There are also potential opportunities for TME moving forward. One of them is gaining more paid subscriptions. Paid subscriptions have grown from 6,2 % (39,9 million) at the end of 2019 to 15,6 % (88,5 million) at the end of 2022. Nevertheless, 15,6 % paid subscriptions are still a very low number and give TME a significant growth opportunity. And it is something on which they are focusing. One way they want to do it is by allowing non-paying subscribers to watch a 30-60 second ad, which will unlock a 30-60 minute subscription service. It will not only generate advertising revenue but also increase the conversion rate for free subscribers to become paid subscribers. International Expansion. TME sees international expansion as a source of strong growth and monetization potential, and it will continue to expand its international presence for long-term growth. TME has made several international acquisitions. And according to management, they are constantly on the lookout for attractive M&A opportunities. TME has plenty of cash for acquisitions like these, which will diversify their business. Advertising. Management also sees advertising as a significant driver of growth. Advertising has been impacted by Covid lockdowns, but management has mentioned that advertising revenues are recovering at a healthy pace. They expect their advertising business to show growth after the Covid pandemic. Advertising is a high-margin business, and an increase in advertising should lead to greater profitability. The Metaverse. TME launched TMELAND, which is China's first virtual music festival. Management believes that it fits right in at the Metaverse, as an artist can perform through an avatar. They also see other possibilities in the Metaverse, such as an online karaoke room where users can interact with each other in a virtual setting, and individual rooms where users can showcase their own music, creating a virtual showroom.

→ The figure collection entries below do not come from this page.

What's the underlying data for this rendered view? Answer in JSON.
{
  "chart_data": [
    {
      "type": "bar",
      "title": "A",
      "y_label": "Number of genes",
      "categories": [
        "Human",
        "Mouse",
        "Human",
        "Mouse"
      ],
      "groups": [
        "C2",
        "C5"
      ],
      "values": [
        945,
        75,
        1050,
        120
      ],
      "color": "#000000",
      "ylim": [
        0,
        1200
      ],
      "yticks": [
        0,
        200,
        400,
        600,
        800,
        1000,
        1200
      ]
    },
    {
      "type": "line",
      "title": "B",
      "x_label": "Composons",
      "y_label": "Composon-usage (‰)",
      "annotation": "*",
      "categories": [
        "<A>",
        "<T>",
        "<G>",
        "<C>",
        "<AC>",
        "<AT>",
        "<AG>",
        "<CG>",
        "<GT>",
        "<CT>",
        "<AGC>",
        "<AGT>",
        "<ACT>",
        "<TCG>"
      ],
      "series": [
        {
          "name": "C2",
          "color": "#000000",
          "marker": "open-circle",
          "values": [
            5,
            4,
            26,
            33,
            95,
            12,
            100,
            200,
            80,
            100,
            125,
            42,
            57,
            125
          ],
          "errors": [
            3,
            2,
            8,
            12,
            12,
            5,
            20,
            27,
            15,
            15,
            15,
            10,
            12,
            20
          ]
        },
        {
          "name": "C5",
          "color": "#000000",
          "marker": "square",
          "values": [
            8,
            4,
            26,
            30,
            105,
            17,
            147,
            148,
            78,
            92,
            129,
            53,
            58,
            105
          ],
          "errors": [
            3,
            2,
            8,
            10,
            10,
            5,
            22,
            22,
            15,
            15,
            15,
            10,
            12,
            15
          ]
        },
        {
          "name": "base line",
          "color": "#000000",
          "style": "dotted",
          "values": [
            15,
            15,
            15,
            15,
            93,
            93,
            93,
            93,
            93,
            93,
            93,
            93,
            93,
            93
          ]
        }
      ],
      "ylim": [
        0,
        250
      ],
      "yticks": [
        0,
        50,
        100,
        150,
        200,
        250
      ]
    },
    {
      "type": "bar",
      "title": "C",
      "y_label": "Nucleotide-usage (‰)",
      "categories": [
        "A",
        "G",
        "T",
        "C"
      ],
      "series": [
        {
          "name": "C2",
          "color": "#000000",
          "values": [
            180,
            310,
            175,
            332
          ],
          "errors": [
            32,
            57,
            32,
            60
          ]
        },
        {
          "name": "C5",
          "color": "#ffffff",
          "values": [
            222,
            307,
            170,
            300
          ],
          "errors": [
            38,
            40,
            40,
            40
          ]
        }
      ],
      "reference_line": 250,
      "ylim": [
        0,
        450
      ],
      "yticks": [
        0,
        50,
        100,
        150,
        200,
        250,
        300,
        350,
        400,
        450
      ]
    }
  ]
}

I have now investigated the financials, risks, and potential of TME. I will now examine the price by utilizing a discounted cash flow model. To do so, I will need some numbers that you can see below. The numbers are the 2022 figures, which I found on Finbox. However, I have determined the perpetuity growth rate and the discount rate myself. The reason I chose a 3% perpetuity growth rate is that it typically falls between the historical inflation rate of 2-3% and the historical GDP growth rate of 4-5%. I decided to go with a middle option at 3%. The chosen discount rate of 12% is because it falls within the typical range of 9-12%. I decided to go with the highest option due to the current market conditions. Remember that all the numbers used in these calculations are in millions.

I also need to determine how much EBIT, Depreciation & Amortization, and Net Working Capital will change over the next couple of years. I decided to use an EBIT growth of 19% year over year. It is what the analysts at Finbox estimate, and I think it is realistic as it is quite conservative. I calculated a yearly growth of 15% in Depreciation & Amortization. It is lower than the median of 19,7% from the last five years, but it is a number I feel comfortable with.Finally, I have decided that Net Working Capital will decrease by 6% per year over the next five years. I haven't found a smart way to share my spreadsheet here, but once I did my calculations, I found that the intrinsic value of TME to be $10,0.

Having investigated TME, I find the company interesting. They are a company with a significant competitive advantage,and like other Chinese companies, they have been affected by the negative sentiment that has caused a decline in all Chinese stocks. There are concerns regarding the lack of information about the management and the declining profitmargins. Management believes that the margins will improve in 2023 and beyond, which is reassuring but not certain. Furthermore, we might see more regulations in China that could impact a company like TME. However, I believe they have the potential to grow, particularly in the online music segment as only 12,4 % of their customers currently have paid subscriptions. It also seems like the management has a plan for the Metaverse, so if you believe it will be huge, I think that TME is a solid bet. I believe that Tencent Music Entertainment is an interesting investment if you can acquire the shares at $5, which represents a 50% discount on its intrinsic value.